4 Tips for Constructing a Strong Company Vision Statement


Even for the most talented entrepreneurs, defining a vision statement can be a tough task. For starters, there’s a lot of pressure associated with it. A vision statement must do more than define your company – it should provide a glimpse of its future.


A great vision statement will stay with you. Consider Apple’s version: “To make the best products on Earth, and to leave the world better than we found it.” It’s a statement that harnesses all of Apple’s potential into a single effective sentence and provides a roadmap to where they want to go in the future.


Not sure how to go about creating your own vision statement? Here are four effective tips that will help you in your task.


  1. Write the First Draft


Like with many other things, the hardest part of creating a vision statement is getting started. Here are some details that you should consider before putting pen to paper:


  • Size and organizational structure of your company
  • The kind of people your company needs, including their skill sets and qualifications
  • Attitude of the company’s employees toward their jobs and working environment
  • Public perception of your company


  1. Set Clear Goals


Your future goals are the most important part of your company’s vision. Setting appropriate goals includes not only where you want to end up but the steps it will take to get there.


Do your best to set goals that use specific, measurable standards. For example, one of your goals may be to reduce the turnover in your company by 20 percent. Write down the metrics you’ll use to measure your success in achieving these goals. Be as detailed as possible, and make sure to not bite off more than you can chew.


  1. Establish a Timeframe


Your vision should look into the future, but not too far. Have a specific timeline for each milestone you want to meet, including some of the hazier parts of your vision.

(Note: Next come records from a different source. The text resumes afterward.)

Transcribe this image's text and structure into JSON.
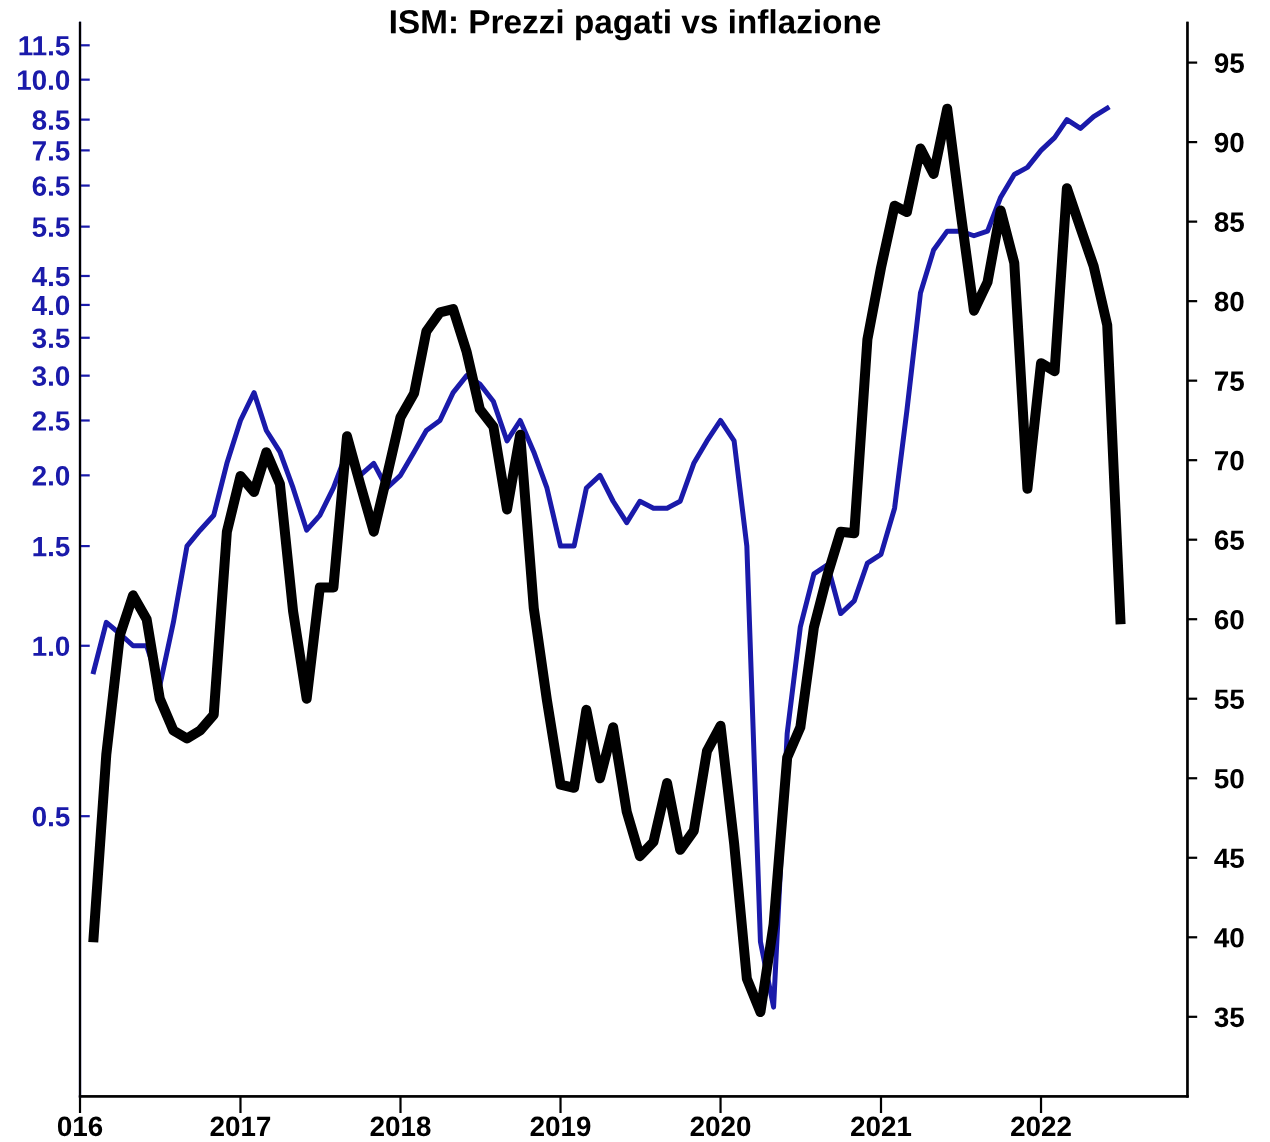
{
  "chart_data": {
    "type": "line",
    "title": "ISM: Prezzi pagati vs inflazione",
    "xlim": [
      "2016-01",
      "2022-12"
    ],
    "xticks": [
      {
        "value": "2016-01",
        "label": "016"
      },
      {
        "value": "2017-01",
        "label": "2017"
      },
      {
        "value": "2018-01",
        "label": "2018"
      },
      {
        "value": "2019-01",
        "label": "2019"
      },
      {
        "value": "2020-01",
        "label": "2020"
      },
      {
        "value": "2021-01",
        "label": "2021"
      },
      {
        "value": "2022-01",
        "label": "2022"
      }
    ],
    "log": "y",
    "ylim": [
      0.16,
      12.6
    ],
    "yticks": [
      {
        "value": 11.5,
        "label": "11.5"
      },
      {
        "value": 10,
        "label": "10.0"
      },
      {
        "value": 8.5,
        "label": "8.5"
      },
      {
        "value": 7.5,
        "label": "7.5"
      },
      {
        "value": 6.5,
        "label": "6.5"
      },
      {
        "value": 5.5,
        "label": "5.5"
      },
      {
        "value": 4.5,
        "label": "4.5"
      },
      {
        "value": 4,
        "label": "4.0"
      },
      {
        "value": 3.5,
        "label": "3.5"
      },
      {
        "value": 3,
        "label": "3.0"
      },
      {
        "value": 2.5,
        "label": "2.5"
      },
      {
        "value": 2,
        "label": "2.0"
      },
      {
        "value": 1.5,
        "label": "1.5"
      },
      {
        "value": 1,
        "label": "1.0"
      },
      {
        "value": 0.5,
        "label": "0.5"
      }
    ],
    "y2lim": [
      30,
      97.5
    ],
    "y2ticks": [
      95,
      90,
      85,
      80,
      75,
      70,
      65,
      60,
      55,
      50,
      45,
      40,
      35
    ],
    "grid": false,
    "legend": false,
    "marker": "none",
    "line_style": "solid",
    "series": [
      {
        "color": "#1a1aaa",
        "x": [
          "2016-02",
          "2016-03",
          "2016-04",
          "2016-05",
          "2016-06",
          "2016-07",
          "2016-08",
          "2016-09",
          "2016-10",
          "2016-11",
          "2016-12",
          "2017-01",
          "2017-02",
          "2017-03",
          "2017-04",
          "2017-05",
          "2017-06",
          "2017-07",
          "2017-08",
          "2017-09",
          "2017-10",
          "2017-11",
          "2017-12",
          "2018-01",
          "2018-02",
          "2018-03",
          "2018-04",
          "2018-05",
          "2018-06",
          "2018-07",
          "2018-08",
          "2018-09",
          "2018-10",
          "2018-11",
          "2018-12",
          "2019-01",
          "2019-02",
          "2019-03",
          "2019-04",
          "2019-05",
          "2019-06",
          "2019-07",
          "2019-08",
          "2019-09",
          "2019-10",
          "2019-11",
          "2019-12",
          "2020-01",
          "2020-02",
          "2020-03",
          "2020-04",
          "2020-05",
          "2020-06",
          "2020-07",
          "2020-08",
          "2020-09",
          "2020-10",
          "2020-11",
          "2020-12",
          "2021-01",
          "2021-02",
          "2021-03",
          "2021-04",
          "2021-05",
          "2021-06",
          "2021-07",
          "2021-08",
          "2021-09",
          "2021-10",
          "2021-11",
          "2021-12",
          "2022-01",
          "2022-02",
          "2022-03",
          "2022-04",
          "2022-05",
          "2022-06"
        ],
        "values": [
          0.9,
          1.1,
          1.05,
          1.0,
          1.0,
          0.85,
          1.1,
          1.5,
          1.6,
          1.7,
          2.1,
          2.5,
          2.8,
          2.4,
          2.2,
          1.9,
          1.6,
          1.7,
          1.9,
          2.2,
          2.0,
          2.1,
          1.9,
          2.0,
          2.2,
          2.4,
          2.5,
          2.8,
          3.0,
          2.9,
          2.7,
          2.3,
          2.5,
          2.2,
          1.9,
          1.5,
          1.5,
          1.9,
          2.0,
          1.8,
          1.65,
          1.8,
          1.75,
          1.75,
          1.8,
          2.1,
          2.3,
          2.5,
          2.3,
          1.5,
          0.3,
          0.23,
          0.7,
          1.08,
          1.34,
          1.39,
          1.14,
          1.2,
          1.4,
          1.45,
          1.75,
          2.6,
          4.2,
          5.0,
          5.4,
          5.4,
          5.3,
          5.4,
          6.2,
          6.8,
          7.0,
          7.5,
          7.9,
          8.5,
          8.2,
          8.6,
          8.9
        ]
      },
      {
        "color": "#000000",
        "axis": "y2",
        "x": [
          "2016-02",
          "2016-03",
          "2016-04",
          "2016-05",
          "2016-06",
          "2016-07",
          "2016-08",
          "2016-09",
          "2016-10",
          "2016-11",
          "2016-12",
          "2017-01",
          "2017-02",
          "2017-03",
          "2017-04",
          "2017-05",
          "2017-06",
          "2017-07",
          "2017-08",
          "2017-09",
          "2017-10",
          "2017-11",
          "2017-12",
          "2018-01",
          "2018-02",
          "2018-03",
          "2018-04",
          "2018-05",
          "2018-06",
          "2018-07",
          "2018-08",
          "2018-09",
          "2018-10",
          "2018-11",
          "2018-12",
          "2019-01",
          "2019-02",
          "2019-03",
          "2019-04",
          "2019-05",
          "2019-06",
          "2019-07",
          "2019-08",
          "2019-09",
          "2019-10",
          "2019-11",
          "2019-12",
          "2020-01",
          "2020-02",
          "2020-03",
          "2020-04",
          "2020-05",
          "2020-06",
          "2020-07",
          "2020-08",
          "2020-09",
          "2020-10",
          "2020-11",
          "2020-12",
          "2021-01",
          "2021-02",
          "2021-03",
          "2021-04",
          "2021-05",
          "2021-06",
          "2021-07",
          "2021-08",
          "2021-09",
          "2021-10",
          "2021-11",
          "2021-12",
          "2022-01",
          "2022-02",
          "2022-03",
          "2022-04",
          "2022-05",
          "2022-06",
          "2022-07"
        ],
        "values": [
          40,
          51.5,
          59,
          61.5,
          60,
          55,
          53,
          52.5,
          53,
          54,
          65.5,
          69,
          68,
          70.5,
          68.5,
          60.5,
          55,
          62,
          62,
          71.5,
          68.5,
          65.5,
          69,
          72.7,
          74.2,
          78.1,
          79.3,
          79.5,
          76.8,
          73.2,
          72.1,
          66.9,
          71.6,
          60.7,
          54.9,
          49.6,
          49.4,
          54.3,
          50,
          53.2,
          47.9,
          45.1,
          46,
          49.7,
          45.5,
          46.7,
          51.7,
          53.3,
          45.9,
          37.4,
          35.3,
          40.8,
          51.3,
          53.2,
          59.5,
          62.8,
          65.5,
          65.4,
          77.6,
          82.1,
          86,
          85.6,
          89.6,
          88,
          92.1,
          85.7,
          79.4,
          81.2,
          85.7,
          82.4,
          68.2,
          76.1,
          75.6,
          87.1,
          84.6,
          82.2,
          78.5,
          60
        ]
      }
    ]
  }
}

This is where the ideas of setting goals and defining your company vision intersect. They both contain several smaller goals and milestones, which means that both need a timeline. As you keep achieving your goals, they’ll become the infrastructure of your vision. Again, the more specific your timeline is, the easier it will be to stick to it.


  1. Get Feedback


Once you’ve defined your goals and created the first draft of your vision statement, it’s time to get feedback on it.


The best people to get feedback from are the members of your company. After all, they’re the ones who’ll be implementing your vision and turning it into reality. This includes everyone from the top management to the newest employees. If you end up doing rewrites, make sure to ask for feedback on those as well.